The roles of the government go above the norms to other functions, such as managing conflicts. Apart from providing services such as education, the government also solves conflicts such as race tensions, economic stagnation, which are political in nature (Dye, Thomas, and Susan, 2). This chapter also brings to light a comparative study of various states regarding the public policies on aspects such as income and population growth. In a nutshell, the chapter looks to substantiate on the states that take the initiative to involve the citizens on their policy choices and those that don’t involve the citizens. In general, it brings out a clear comparative study of all the states and how they undertake their policies.

Further, the chapter illustrates how the politics of racial and ethnic divisions account for the present and ever surging variation in the politics of states in the US (Dye, Thomas, and Susan, 6). Besides, the chapter in-depth discusses the issue of immigration by demonstrating how the US has always been a nation of immigrants. It further looks into the underlying immigration policies such as the illegal immigration policy, the dream act, “immigration and federalism,” as well as the conflict over immigration reforms.

Moreover, the chapter examines how the state’s politics always differ; that is, they can be predominantly “liberal or conservative. In this case, a clear distinction between conservative ideologies and liberal ideologies exists; where the former entails the idea of the state to expand the welfare benefits as well as the idea to use the resources of the country to achieve change, while the latter means the opposite of these enactments (Dye, Thomas, and Susan,15). More broadly, some states exhibit separate political cultures that cannot be attributed to common factors such as race, ethnicity, or education. This, however, presumably translates that some states have developed historical traditions of being affiliated to a party (Dye, Thomas, and Susan, 16). It is no exaggeration that some policies, such as abortion, can be affected by the act of religious profiles.

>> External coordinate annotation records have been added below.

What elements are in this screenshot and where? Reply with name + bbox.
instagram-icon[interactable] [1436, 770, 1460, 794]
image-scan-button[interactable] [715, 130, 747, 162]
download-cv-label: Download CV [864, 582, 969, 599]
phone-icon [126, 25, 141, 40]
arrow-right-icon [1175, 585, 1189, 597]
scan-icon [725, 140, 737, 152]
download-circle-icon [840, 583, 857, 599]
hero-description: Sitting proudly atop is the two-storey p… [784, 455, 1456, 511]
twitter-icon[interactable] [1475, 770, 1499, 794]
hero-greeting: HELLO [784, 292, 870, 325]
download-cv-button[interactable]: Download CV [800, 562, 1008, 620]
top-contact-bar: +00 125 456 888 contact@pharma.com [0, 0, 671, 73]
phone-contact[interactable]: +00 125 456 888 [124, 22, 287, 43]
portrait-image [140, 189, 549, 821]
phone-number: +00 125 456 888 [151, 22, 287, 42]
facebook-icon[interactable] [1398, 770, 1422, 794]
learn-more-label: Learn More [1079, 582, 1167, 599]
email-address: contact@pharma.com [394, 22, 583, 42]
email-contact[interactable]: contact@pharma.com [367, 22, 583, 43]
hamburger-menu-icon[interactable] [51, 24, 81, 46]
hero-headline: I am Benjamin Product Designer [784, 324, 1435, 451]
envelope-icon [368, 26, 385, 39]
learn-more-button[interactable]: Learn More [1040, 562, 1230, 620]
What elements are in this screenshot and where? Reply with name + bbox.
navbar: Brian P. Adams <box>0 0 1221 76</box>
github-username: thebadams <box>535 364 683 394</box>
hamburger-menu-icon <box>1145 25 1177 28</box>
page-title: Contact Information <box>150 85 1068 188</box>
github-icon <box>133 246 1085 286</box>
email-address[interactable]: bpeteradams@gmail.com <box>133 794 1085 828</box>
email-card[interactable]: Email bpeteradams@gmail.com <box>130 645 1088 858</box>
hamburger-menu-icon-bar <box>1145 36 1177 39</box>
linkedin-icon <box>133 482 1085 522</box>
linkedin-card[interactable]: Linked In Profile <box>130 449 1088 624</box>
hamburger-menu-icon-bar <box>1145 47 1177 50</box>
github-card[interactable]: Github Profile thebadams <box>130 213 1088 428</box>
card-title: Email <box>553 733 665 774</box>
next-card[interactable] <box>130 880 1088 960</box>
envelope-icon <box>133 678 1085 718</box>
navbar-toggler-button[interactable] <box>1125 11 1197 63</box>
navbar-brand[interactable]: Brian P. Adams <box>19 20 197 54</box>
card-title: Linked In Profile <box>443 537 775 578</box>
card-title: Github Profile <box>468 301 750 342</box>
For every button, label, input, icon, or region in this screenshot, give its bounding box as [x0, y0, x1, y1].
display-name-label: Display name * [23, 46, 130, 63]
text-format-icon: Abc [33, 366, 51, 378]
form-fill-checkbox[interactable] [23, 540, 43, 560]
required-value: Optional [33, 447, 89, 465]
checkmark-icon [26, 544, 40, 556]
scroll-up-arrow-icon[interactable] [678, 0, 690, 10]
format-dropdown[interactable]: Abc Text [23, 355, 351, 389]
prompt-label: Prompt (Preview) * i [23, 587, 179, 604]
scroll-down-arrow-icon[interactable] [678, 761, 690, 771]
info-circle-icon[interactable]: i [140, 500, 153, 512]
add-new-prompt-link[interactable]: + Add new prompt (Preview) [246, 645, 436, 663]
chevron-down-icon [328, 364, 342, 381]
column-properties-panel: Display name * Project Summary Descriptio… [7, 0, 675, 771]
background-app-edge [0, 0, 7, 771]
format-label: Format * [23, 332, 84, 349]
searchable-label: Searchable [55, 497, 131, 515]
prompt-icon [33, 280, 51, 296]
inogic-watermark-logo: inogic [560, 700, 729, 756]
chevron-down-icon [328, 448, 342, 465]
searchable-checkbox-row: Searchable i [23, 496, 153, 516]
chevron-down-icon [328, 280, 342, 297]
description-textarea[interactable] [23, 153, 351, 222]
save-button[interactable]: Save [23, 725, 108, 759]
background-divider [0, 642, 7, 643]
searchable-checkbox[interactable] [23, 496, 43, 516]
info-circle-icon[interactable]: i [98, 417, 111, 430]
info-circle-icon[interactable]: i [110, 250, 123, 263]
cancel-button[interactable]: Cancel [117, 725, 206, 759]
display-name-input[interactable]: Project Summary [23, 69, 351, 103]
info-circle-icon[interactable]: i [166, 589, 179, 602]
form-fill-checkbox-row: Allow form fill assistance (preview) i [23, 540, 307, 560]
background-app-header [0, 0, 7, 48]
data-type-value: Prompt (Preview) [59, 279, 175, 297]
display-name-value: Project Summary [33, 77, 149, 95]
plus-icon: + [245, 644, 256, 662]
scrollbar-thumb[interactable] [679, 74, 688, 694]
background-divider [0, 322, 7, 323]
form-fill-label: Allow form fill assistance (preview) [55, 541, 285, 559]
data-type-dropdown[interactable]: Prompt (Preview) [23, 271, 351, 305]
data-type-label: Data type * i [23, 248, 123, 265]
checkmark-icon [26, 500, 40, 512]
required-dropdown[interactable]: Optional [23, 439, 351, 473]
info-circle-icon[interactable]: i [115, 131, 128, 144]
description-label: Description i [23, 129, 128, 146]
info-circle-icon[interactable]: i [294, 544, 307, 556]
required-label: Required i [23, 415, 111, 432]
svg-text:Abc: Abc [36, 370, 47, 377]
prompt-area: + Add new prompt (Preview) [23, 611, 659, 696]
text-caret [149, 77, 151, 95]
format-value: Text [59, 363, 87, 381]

Since the religious profiles vary across the states, many states perhaps act differently politically. This, however, means that some people‘s decisions in regard to various issues may be anchored on religious beliefs, which will affect the political outcome of a situation (Dye, Thomas, and Susan 19). In essence, this chapter further explains how the political leadership in states may help shape the outcome of the public policy. Notably, the states and communities have a bigger say with respect to both public decisions and policy decisions (Dye, Thomas, and Susan 19). Finally, the chapter brings out clearly how states became “states” and, more importantly, the politics in the district of Columbia making reference to the US Constitution Article I, Section 8, specified in 1787 (Dye, Thomas, and Susan, 23).



Work Cited

Dye, Thomas R., and Susan A. MacManus. Politics in states and communities. Pearson Higher Ed, 2015.